“座標鎖定完成。”浦原喜助的聲音準時從通訊器裡傳出。電流沙沙作響。
莫麟收回視線,手裡的判官筆在虛空中點畫兩下,一道金光箭頭直指地下更深處。
沿著礦窯邊緣的殘破軌道,眾人找到了一處隱秘的貨運升降臺。老舊的纜繩發出刺耳的摩擦聲。
轎廂在濃重的黑暗中飛速下墜。硫磺味嗆得人喉管幹澀。耳邊只剩下風聲和那個越來越清晰的心跳。
下降到負五百米左右,轎廂咣噹一音效卡在了底部。前方的路斷了。
只有一條人工開鑿的粗糙石階,像盤旋的腸道一樣,蜿蜒著通向深不見底的紅光中。
眾人踏出轎廂,靴底踩在石階上,揚起一層陳年的灰燼。
白夜走到石壁前。她伸出蒼白的手指,撥開石壁上附著的厚重灰塵,露出底下密密麻麻的刻痕。
刻痕邊緣已經被風化,透著一種腐朽的古老氣息。白夜指尖觸碰到那些文字的瞬間,下頜那道放射狀的舊疤不受控制地抽搐了一下。

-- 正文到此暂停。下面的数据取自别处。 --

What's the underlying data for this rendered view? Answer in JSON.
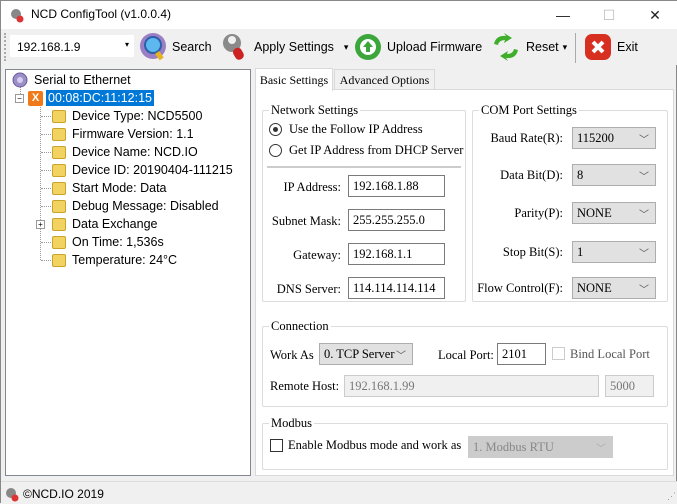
{
  "window": {
    "title": "NCD ConfigTool (v1.0.0.4)",
    "minimize": "—",
    "maximize": "☐",
    "close": "✕"
  },
  "toolbar": {
    "ip_combo_value": "192.168.1.9",
    "search_label": "Search",
    "apply_settings_label": "Apply Settings",
    "upload_firmware_label": "Upload Firmware",
    "reset_label": "Reset",
    "exit_label": "Exit",
    "dropdown_arrow": "▾"
  },
  "tree": {
    "root": "Serial to Ethernet",
    "device_mac": "00:08:DC:11:12:15",
    "device_badge": "X",
    "children": [
      "Device Type: NCD5500",
      "Firmware Version: 1.1",
      "Device Name: NCD.IO",
      "Device ID: 20190404-111215",
      "Start Mode: Data",
      "Debug Message: Disabled",
      "Data Exchange",
      "On Time: 1,536s",
      "Temperature: 24°C"
    ],
    "expand_collapse": "−",
    "expand": "+"
  },
  "tabs": {
    "basic": "Basic Settings",
    "advanced": "Advanced Options"
  },
  "network": {
    "legend": "Network Settings",
    "radio_static": "Use the Follow IP Address",
    "radio_dhcp": "Get IP Address from DHCP Server",
    "ip_label": "IP Address:",
    "ip_value": "192.168.1.88",
    "mask_label": "Subnet Mask:",
    "mask_value": "255.255.255.0",
    "gateway_label": "Gateway:",
    "gateway_value": "192.168.1.1",
    "dns_label": "DNS Server:",
    "dns_value": "114.114.114.114"
  },
  "com": {
    "legend": "COM Port Settings",
    "baud_label": "Baud Rate(R):",
    "baud_value": "115200",
    "databit_label": "Data Bit(D):",
    "databit_value": "8",
    "parity_label": "Parity(P):",
    "parity_value": "NONE",
    "stopbit_label": "Stop Bit(S):",
    "stopbit_value": "1",
    "flow_label": "Flow Control(F):",
    "flow_value": "NONE"
  },
  "connection": {
    "legend": "Connection",
    "work_as_label": "Work As",
    "work_as_value": "0. TCP Server",
    "local_port_label": "Local Port:",
    "local_port_value": "2101",
    "bind_local_port_label": "Bind Local Port",
    "remote_host_label": "Remote Host:",
    "remote_host_value": "192.168.1.99",
    "remote_port_value": "5000"
  },
  "modbus": {
    "legend": "Modbus",
    "enable_label": "Enable Modbus mode and work as",
    "mode_value": "1. Modbus RTU"
  },
  "status": {
    "text": "©NCD.IO 2019"
  },
  "chevron": "﹀"
}
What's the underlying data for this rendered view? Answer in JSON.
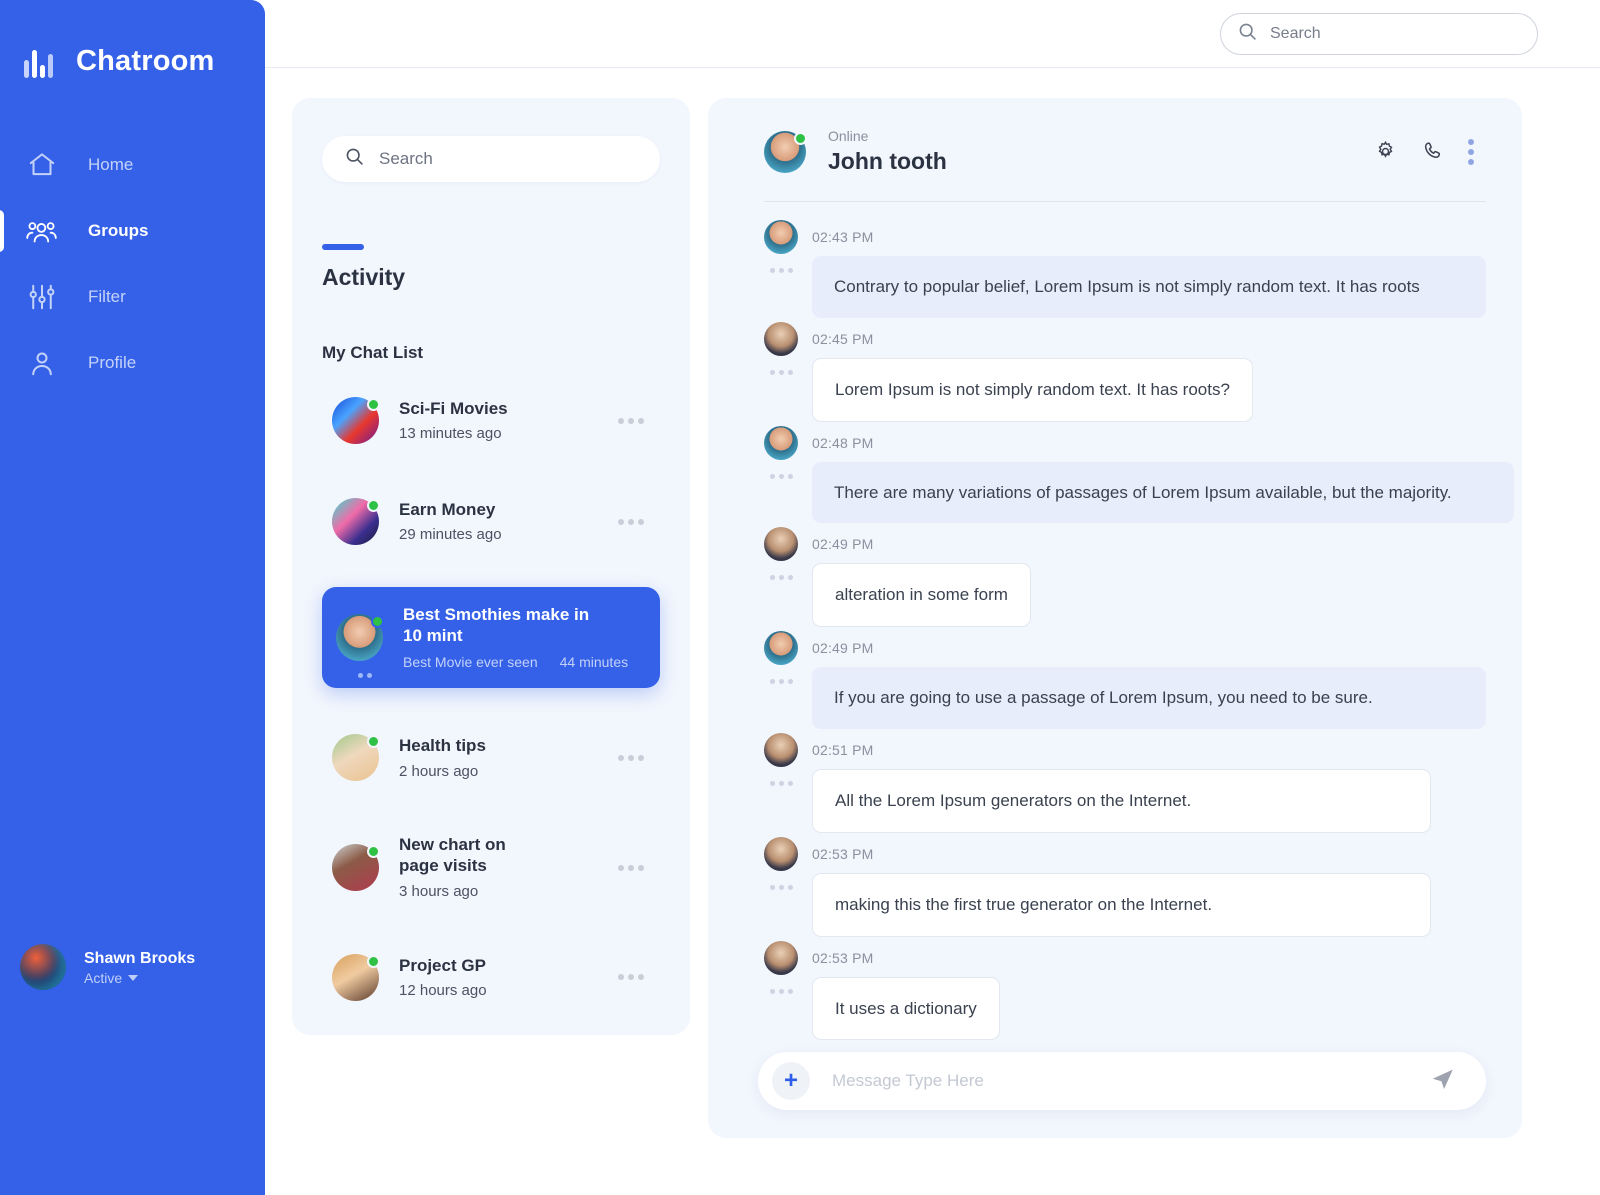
{
  "theme": {
    "brand_blue": "#3461e8",
    "panel_bg": "#f2f6fd",
    "bubble_tint": "#e7edfb",
    "online_green": "#2fc143"
  },
  "sidebar": {
    "brand_title": "Chatroom",
    "items": [
      {
        "label": "Home",
        "icon": "home-icon",
        "active": false
      },
      {
        "label": "Groups",
        "icon": "groups-icon",
        "active": true
      },
      {
        "label": "Filter",
        "icon": "filter-icon",
        "active": false
      },
      {
        "label": "Profile",
        "icon": "profile-icon",
        "active": false
      }
    ],
    "user": {
      "name": "Shawn Brooks",
      "status": "Active"
    }
  },
  "topbar": {
    "search": {
      "placeholder": "Search",
      "value": "",
      "icon": "search-icon"
    }
  },
  "list_panel": {
    "search": {
      "placeholder": "Search",
      "value": "",
      "icon": "search-icon"
    },
    "activity_label": "Activity",
    "chat_list_label": "My Chat List",
    "chats": [
      {
        "name": "Sci-Fi Movies",
        "time": "13 minutes ago",
        "online": true,
        "selected": false
      },
      {
        "name": "Earn Money",
        "time": "29 minutes ago",
        "online": true,
        "selected": false
      },
      {
        "name": "Best Smothies make in 10 mint",
        "subtitle": "Best Movie ever seen",
        "time": "44 minutes",
        "online": true,
        "selected": true
      },
      {
        "name": "Health tips",
        "time": "2 hours ago",
        "online": true,
        "selected": false
      },
      {
        "name": "New chart on page visits",
        "time": "3 hours ago",
        "online": true,
        "selected": false
      },
      {
        "name": "Project GP",
        "time": "12 hours ago",
        "online": true,
        "selected": false
      }
    ]
  },
  "conversation": {
    "header": {
      "status": "Online",
      "name": "John tooth",
      "actions": [
        "gear-icon",
        "phone-icon",
        "more-vertical-icon"
      ]
    },
    "messages": [
      {
        "time": "02:43 PM",
        "text": "Contrary to popular belief, Lorem Ipsum is not simply random text. It has roots",
        "style": "tint",
        "width": "full",
        "sender": "him"
      },
      {
        "time": "02:45 PM",
        "text": "Lorem Ipsum is not simply random text. It has roots?",
        "style": "plain",
        "width": "auto",
        "sender": "her"
      },
      {
        "time": "02:48 PM",
        "text": "There are many variations of passages of Lorem Ipsum available, but the majority.",
        "style": "tint",
        "width": "full",
        "sender": "him"
      },
      {
        "time": "02:49 PM",
        "text": "alteration in some form",
        "style": "plain",
        "width": "auto",
        "sender": "her"
      },
      {
        "time": "02:49 PM",
        "text": "If you are going to use a passage of Lorem Ipsum, you need to be sure.",
        "style": "tint",
        "width": "full",
        "sender": "him"
      },
      {
        "time": "02:51 PM",
        "text": "All the Lorem Ipsum generators on the Internet.",
        "style": "plain",
        "width": "full",
        "sender": "her"
      },
      {
        "time": "02:53 PM",
        "text": "making this the first true generator on the Internet.",
        "style": "plain",
        "width": "full",
        "sender": "her"
      },
      {
        "time": "02:53 PM",
        "text": "It uses a dictionary",
        "style": "plain",
        "width": "auto",
        "sender": "her"
      }
    ],
    "composer": {
      "placeholder": "Message Type Here",
      "value": "",
      "add_label": "+",
      "send_icon": "send-icon"
    }
  }
}
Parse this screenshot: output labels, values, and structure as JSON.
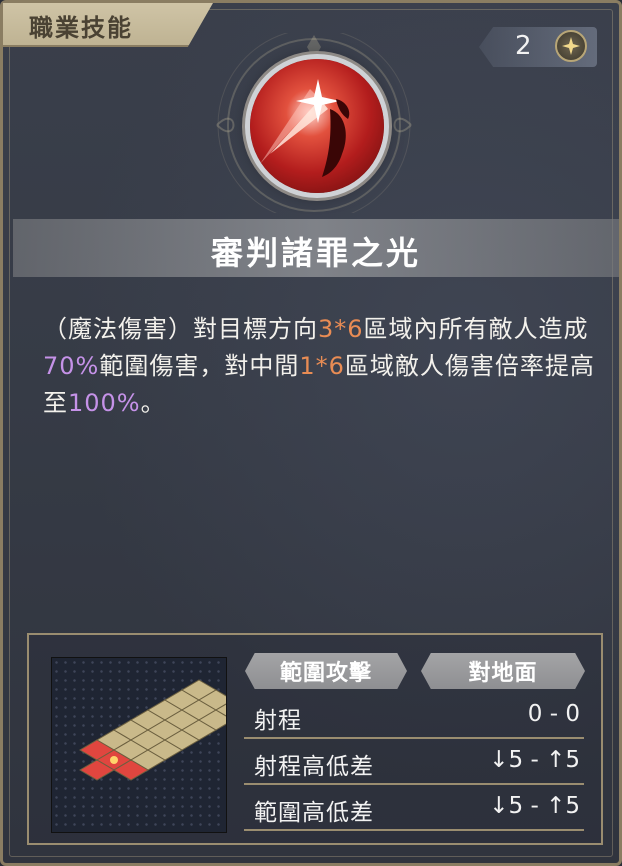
{
  "header": {
    "label": "職業技能"
  },
  "counter": {
    "value": "2",
    "icon": "sparkle-icon"
  },
  "skill": {
    "icon": "skill-light-judgement-icon",
    "title": "審判諸罪之光",
    "description": {
      "p1": "（魔法傷害）對目標方向",
      "v1": "3*6",
      "p2": "區域內所有敵人造成",
      "v2": "70%",
      "p3": "範圍傷害，對中間",
      "v3": "1*6",
      "p4": "區域敵人傷害倍率提高至",
      "v4": "100%",
      "p5": "。"
    }
  },
  "info": {
    "tags": [
      "範圍攻擊",
      "對地面"
    ],
    "stats": [
      {
        "label": "射程",
        "value": "0 - 0"
      },
      {
        "label": "射程高低差",
        "value": "↓5 - ↑5"
      },
      {
        "label": "範圍高低差",
        "value": "↓5 - ↑5"
      }
    ]
  },
  "colors": {
    "frame": "#8a7d62",
    "highlight_orange": "#e98c54",
    "highlight_purple": "#c592e8",
    "grid_tile": "#c9b98a",
    "grid_target": "#e0463f"
  }
}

“這不是死神的文字。”白夜呼吸一滯,眸光在微弱的紅光下閃動。
她慢慢收回手,指尖不自覺地蜷縮排掌心。那段屈辱的記憶,像毒蛇一樣纏上心頭。
“是原初靈王時代的古語。”白夜嚥了一口唾沫,“上面寫著,心不可動,動則三界崩。”
一護走上前,下頜的肌肉繃出剛硬的線條。他看了一眼那些如同鬼畫符的刻紋。
“意思是,要是動了底下那顆心,我們所在的世界就會塌?”一護眉頭皺成川字。
如果是這樣,拔出心臟救上面那位,虛圈就得陪葬。這簡直是個無法破解的死局。
莫麟輕笑一聲。他拍了拍沾在衣襬上的石屑,左手平推,《罪獄錄》懸浮半空。
判官筆在空中畫出一道金色的弧線,直接拓印下石壁上的刻紋。金光在書頁上流轉,片刻後化作幾行清晰的標註。
“危言聳聽的鬼把戲。”莫麟眼皮微抬,掃了法典一眼,“八百年前的拆解者,把創世神大卸八塊,還怕後人來挖墳。故意留了這麼個心理防線。”
他收起判官筆,將《罪獄錄》合攏。
“只要準備好平替的承重柱,天塌不下來。”莫麟率先踏上石階,留給眾人一個挺拔的背影,“走。”
順著石階一路向下,周遭的空氣黏稠得彷彿能滴出水。每往下走一步,那個心跳聲就重重地敲擊在鼓膜上。
直到深度計顯示突破負八百米。
前方的視野驟然開闊。
那是一座直徑足有三十丈的巨大圓形祭壇。整個空間被一層純粹的黑巖包裹,沒有多餘的雜色。
祭壇正中央,懸浮著一顆拳頭大小的暗紅色心臟。
心臟周圍沒有血管,也沒有依靠任何實體支撐。它就那樣孤零零地浮在半空。每一次脈動,都會帶起一圈肉眼可見的猩紅波紋。
波紋擴散出去,撞擊在黑色的巖壁上。整個虛圈的空間,似乎都在跟隨著這個頻率發生著極其微小的共振。
浦原喜助那邊透過儀器接收到了資料波峰。